Greedy Links: Take Our Advice Edition
We've got all kinds of advice for you this week. See below for that, but first some news links:
- Legal Current recounts a 60 Minutes piece in which parsing definitions from Black's Law Dictionary figures prominently. 60 Minutes is now officially out of material.
- The New York Times invited a bunch of people to comment on the student debt issue. One more time for the record: we would be in favor of not having any.
- Justice Kennedy spoke to the graduating masses at Stanford about the importance of law and freedom. The response, according to the San Francisco Chronicle: students dozing off.
- The University of Illinois' "Clout List" continues to make news. The WSJ Law Blog says there's a lawsuit brewing over public access to admissions records.
Read on for our handy advice:
Litigation Advice
- Lawyerist has a handy tip to help you avoid handing over metadata in discoverable documents. (Sorry -- this one is kind of practical. We'll work on avoiding that.)

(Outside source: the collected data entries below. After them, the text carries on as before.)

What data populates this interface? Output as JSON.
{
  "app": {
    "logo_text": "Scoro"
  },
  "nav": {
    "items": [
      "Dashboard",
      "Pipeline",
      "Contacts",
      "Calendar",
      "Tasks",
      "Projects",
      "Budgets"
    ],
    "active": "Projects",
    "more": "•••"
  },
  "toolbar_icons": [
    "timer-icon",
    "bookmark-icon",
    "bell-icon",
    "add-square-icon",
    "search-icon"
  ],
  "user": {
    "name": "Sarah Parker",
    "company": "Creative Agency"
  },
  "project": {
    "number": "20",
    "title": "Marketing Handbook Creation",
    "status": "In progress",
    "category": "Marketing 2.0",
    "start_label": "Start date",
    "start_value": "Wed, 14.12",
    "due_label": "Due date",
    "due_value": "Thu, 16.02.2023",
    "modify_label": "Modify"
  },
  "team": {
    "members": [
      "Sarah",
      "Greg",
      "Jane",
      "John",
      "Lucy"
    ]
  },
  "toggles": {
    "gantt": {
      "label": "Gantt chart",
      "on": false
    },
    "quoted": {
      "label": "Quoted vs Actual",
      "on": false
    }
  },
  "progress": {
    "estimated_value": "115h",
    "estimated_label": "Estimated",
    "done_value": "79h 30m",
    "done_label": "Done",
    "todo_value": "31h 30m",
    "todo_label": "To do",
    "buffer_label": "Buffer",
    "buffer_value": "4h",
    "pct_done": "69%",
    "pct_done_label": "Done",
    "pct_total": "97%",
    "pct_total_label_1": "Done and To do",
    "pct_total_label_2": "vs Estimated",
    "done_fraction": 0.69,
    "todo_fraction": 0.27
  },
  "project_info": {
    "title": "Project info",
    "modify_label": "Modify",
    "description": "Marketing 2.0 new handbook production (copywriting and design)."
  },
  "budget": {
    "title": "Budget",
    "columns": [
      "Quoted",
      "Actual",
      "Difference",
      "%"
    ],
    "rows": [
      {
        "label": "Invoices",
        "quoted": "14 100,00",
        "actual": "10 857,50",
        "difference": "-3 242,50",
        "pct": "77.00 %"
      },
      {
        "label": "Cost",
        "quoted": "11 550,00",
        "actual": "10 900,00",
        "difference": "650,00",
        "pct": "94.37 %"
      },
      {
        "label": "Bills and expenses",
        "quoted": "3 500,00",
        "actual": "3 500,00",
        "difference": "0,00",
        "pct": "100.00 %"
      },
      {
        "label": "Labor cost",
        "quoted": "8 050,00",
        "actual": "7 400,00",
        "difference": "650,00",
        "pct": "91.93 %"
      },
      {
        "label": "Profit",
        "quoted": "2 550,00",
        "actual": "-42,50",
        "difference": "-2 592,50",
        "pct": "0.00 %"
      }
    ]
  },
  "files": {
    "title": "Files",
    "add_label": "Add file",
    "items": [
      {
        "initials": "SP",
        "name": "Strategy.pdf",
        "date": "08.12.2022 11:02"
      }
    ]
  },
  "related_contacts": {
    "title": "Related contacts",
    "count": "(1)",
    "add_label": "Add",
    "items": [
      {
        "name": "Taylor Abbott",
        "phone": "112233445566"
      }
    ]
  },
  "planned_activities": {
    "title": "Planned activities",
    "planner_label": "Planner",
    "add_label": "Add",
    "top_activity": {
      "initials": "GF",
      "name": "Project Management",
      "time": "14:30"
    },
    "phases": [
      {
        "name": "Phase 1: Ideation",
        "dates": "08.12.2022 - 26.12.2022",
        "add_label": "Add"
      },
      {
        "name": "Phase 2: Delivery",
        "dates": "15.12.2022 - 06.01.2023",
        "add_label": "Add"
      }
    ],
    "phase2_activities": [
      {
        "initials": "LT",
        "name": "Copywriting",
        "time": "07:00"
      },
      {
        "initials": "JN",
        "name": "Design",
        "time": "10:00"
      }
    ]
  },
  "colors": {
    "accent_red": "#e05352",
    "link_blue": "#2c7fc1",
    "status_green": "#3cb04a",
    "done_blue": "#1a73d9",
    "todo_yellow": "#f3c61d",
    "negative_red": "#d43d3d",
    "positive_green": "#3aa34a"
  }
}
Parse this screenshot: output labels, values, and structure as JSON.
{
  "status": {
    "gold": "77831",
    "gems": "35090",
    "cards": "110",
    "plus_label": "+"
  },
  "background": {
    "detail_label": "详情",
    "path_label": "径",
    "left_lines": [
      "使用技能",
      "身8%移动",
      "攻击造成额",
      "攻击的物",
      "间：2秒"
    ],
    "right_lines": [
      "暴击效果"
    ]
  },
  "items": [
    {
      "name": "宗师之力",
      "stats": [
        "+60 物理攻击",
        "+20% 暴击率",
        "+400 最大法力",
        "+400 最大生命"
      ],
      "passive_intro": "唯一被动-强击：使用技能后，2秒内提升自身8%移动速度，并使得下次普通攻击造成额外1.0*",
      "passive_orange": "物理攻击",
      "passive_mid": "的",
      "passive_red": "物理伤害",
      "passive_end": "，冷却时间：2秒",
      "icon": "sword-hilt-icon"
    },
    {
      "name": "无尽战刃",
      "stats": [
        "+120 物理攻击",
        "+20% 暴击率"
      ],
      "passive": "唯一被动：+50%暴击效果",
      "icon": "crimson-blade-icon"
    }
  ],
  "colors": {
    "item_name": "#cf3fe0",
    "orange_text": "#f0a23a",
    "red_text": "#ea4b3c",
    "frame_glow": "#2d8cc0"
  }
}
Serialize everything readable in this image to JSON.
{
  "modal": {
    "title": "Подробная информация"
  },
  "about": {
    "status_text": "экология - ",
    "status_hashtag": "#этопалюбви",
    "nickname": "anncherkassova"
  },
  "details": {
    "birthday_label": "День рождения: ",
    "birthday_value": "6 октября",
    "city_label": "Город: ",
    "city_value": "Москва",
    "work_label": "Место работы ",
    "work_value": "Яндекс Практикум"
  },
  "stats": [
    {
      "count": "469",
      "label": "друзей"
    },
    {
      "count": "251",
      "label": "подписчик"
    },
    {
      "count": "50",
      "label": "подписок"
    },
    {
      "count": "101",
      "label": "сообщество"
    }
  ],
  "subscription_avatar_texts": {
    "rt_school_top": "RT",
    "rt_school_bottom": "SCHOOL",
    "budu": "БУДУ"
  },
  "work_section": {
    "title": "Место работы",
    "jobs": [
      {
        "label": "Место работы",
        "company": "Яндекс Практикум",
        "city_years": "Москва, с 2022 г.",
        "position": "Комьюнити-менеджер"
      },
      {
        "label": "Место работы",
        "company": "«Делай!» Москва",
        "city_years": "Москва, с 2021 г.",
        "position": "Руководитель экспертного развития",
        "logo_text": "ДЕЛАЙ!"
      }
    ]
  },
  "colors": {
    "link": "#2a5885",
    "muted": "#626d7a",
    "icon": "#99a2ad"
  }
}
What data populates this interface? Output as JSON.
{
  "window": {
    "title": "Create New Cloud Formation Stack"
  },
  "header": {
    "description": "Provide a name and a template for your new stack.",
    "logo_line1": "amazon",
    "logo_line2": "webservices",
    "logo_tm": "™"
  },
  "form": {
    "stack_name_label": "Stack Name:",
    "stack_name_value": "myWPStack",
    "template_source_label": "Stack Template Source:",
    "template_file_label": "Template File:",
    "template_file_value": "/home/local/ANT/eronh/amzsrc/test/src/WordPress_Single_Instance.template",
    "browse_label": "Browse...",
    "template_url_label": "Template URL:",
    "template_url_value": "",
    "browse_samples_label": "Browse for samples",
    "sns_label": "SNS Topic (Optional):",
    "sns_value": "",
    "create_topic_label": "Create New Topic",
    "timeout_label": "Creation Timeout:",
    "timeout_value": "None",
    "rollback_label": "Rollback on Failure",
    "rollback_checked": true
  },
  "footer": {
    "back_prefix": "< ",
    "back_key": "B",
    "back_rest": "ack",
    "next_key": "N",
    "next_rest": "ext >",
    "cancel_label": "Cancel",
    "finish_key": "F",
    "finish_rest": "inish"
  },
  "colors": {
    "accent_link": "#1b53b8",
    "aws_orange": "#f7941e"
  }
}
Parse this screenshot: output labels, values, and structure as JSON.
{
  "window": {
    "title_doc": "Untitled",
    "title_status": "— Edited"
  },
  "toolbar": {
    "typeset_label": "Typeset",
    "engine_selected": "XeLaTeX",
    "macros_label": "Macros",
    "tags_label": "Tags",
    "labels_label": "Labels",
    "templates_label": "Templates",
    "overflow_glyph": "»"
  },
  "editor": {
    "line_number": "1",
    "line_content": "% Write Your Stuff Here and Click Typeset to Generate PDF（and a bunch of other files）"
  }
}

- A reminder from Courtoons: beware those plaintiffs' lawyers.
- Ethics question of the week: should you try to bend the rules on removal, just in case opposing counsel isn't paying attention? Drug and Device Law (via Volokh) wants to know.
- The Am Law Daily says to eat a good breakfast.
- Always write a thank-you note. Or, according to Lateral Attorney Report, don't.
- Always look out for family. If Dad wants to start a second career as an associate, and you own a law firm, hire him. That's what the Connecticut Law Tribune would do, anyway.